Tiga jam di Kampung Belgia membuat senyum Hendy merekah. “Wisata Kampung Belgia ini potensi luar biasa, harus dikemas bersama-sama, kolaborasi antara Pemkab Jember, pelaku wisata, masyarakat, dan PDP sesuai fungsi masing-masing,” katanya.

Muqit juga berharap Wisata Kampung Belgia ini digarap dengan baik, sehingga bisa mendatangkan wisatawan. “Bentuk bangunan tempat tinggal administratur dan buruh masih orisinal. Tapi untuk menjadikan destinasi wisata baru, yang tidak kalah pentingnya untuk dipersiapkan adalah masyarakatnya, menjadi masyarakat wisata,” katanya.

Pengembangan Kampung Belgia
Harapan Hendy dan Muqit tak bertepuk sebelah tangan. “Wisata Kampung Belgia ini memang karya kolaborasi antara pegiat wisata, masyarakat, karyawan kebun, manajemen PDP Kahyangan, dan Pemkab Jember,” kata Hasti Utami.
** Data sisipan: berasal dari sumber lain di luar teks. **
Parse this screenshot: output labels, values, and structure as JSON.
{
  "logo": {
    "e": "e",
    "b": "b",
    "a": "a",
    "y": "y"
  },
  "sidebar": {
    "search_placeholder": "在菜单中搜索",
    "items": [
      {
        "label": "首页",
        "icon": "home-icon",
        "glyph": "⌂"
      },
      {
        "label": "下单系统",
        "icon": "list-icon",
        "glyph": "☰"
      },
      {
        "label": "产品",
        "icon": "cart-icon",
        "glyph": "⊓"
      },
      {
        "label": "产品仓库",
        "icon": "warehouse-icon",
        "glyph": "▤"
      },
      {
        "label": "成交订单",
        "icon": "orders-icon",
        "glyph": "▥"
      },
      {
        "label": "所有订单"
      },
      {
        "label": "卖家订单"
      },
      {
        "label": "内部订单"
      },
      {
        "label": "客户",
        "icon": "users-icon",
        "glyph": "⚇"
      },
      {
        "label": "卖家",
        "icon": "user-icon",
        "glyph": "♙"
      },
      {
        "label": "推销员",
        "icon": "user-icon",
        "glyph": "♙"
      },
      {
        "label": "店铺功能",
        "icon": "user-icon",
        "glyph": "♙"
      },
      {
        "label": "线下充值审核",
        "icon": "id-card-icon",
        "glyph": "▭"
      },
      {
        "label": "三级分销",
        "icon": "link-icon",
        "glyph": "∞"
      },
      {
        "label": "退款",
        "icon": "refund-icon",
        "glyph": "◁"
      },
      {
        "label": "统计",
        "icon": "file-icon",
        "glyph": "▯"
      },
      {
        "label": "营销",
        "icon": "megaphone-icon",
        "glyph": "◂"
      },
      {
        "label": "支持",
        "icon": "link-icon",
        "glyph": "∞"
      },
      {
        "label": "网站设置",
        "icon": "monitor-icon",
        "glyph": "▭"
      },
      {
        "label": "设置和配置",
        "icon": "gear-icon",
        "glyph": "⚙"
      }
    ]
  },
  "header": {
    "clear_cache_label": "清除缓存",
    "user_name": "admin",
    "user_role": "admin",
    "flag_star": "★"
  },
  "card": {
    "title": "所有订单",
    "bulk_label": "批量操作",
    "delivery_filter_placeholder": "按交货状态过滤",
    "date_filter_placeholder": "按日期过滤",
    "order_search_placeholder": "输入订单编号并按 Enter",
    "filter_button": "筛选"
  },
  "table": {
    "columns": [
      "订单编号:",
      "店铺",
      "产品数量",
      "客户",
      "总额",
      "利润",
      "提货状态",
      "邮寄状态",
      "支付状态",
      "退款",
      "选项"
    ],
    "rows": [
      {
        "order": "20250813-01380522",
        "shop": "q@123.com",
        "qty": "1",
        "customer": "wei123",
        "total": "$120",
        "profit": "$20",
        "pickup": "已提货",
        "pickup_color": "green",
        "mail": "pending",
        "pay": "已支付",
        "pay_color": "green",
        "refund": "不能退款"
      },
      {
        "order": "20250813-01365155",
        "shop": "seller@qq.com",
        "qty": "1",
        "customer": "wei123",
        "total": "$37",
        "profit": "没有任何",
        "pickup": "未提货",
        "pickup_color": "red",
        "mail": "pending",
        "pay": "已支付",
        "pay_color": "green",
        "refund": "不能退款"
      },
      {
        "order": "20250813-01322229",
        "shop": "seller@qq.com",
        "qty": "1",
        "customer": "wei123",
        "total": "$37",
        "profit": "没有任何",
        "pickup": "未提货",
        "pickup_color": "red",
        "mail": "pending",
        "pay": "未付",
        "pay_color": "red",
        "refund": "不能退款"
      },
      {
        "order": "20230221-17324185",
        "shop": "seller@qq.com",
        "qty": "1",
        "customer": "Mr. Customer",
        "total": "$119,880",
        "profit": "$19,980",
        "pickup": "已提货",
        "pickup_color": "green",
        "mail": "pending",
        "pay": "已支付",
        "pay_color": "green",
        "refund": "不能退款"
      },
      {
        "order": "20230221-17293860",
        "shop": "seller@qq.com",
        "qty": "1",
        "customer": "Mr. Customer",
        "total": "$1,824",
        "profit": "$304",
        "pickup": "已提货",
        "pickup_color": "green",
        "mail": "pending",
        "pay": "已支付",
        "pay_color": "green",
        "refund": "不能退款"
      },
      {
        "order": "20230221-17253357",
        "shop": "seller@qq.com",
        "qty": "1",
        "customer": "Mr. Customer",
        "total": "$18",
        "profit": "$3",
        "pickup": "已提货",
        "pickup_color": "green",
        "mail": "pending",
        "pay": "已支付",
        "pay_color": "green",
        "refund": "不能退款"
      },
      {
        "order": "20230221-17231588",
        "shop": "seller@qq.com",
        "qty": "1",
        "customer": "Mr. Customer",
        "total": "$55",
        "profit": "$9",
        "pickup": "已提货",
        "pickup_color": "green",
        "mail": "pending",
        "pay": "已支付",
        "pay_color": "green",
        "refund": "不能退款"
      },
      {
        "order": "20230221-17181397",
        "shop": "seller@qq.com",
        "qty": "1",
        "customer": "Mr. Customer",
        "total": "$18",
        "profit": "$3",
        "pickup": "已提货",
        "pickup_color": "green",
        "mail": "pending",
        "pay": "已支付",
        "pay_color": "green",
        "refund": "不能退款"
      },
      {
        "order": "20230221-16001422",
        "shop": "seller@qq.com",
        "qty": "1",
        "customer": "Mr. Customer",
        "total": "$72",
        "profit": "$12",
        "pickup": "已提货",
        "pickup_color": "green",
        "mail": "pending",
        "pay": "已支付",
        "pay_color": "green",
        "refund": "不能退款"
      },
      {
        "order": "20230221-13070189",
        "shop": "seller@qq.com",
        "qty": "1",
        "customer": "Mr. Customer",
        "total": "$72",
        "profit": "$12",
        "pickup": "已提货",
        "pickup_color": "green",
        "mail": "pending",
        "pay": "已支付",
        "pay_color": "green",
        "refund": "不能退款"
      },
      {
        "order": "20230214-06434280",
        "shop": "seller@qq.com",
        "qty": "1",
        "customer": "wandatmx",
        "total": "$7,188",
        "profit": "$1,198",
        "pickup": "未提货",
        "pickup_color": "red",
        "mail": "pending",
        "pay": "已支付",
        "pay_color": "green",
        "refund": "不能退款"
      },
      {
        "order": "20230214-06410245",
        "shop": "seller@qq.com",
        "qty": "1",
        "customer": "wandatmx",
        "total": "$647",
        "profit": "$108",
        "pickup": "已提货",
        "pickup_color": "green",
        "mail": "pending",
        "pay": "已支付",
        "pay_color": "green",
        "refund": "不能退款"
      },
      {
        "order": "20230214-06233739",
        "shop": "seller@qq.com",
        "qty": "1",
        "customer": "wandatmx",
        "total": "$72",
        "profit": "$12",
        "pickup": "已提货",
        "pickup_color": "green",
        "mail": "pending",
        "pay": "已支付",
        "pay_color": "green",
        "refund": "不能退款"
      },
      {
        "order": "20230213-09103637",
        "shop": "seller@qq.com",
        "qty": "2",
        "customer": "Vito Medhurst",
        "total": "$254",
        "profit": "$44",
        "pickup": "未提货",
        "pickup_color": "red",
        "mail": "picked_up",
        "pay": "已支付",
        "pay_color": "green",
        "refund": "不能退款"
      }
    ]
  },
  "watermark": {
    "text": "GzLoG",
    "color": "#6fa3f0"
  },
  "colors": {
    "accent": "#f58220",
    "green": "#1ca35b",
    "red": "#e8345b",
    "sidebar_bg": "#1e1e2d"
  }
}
“Ke depannya Wisata Kampung Belgia adalah berfokus pada kawasan nostalgia. Produk unggulannya adalah heritage live in. Nantinya di setiap rumah warga akan dibuka minimal satu kamar untuk homestay wisatawan menginap,” kata Hasti.

Homestay di rumah warga, menurut Hasti, sangat menyenangkan. “Rumah warga bersih dan arsitektur rumahnya masih asli kuno. Namun saat ini yang siap masih 14-15 rumah. Warga setempat akan diberdayakan menjadi guide lokal, berjualan souvenir dan makanan, pemilik homestay, dan ojek wisata,” katanya.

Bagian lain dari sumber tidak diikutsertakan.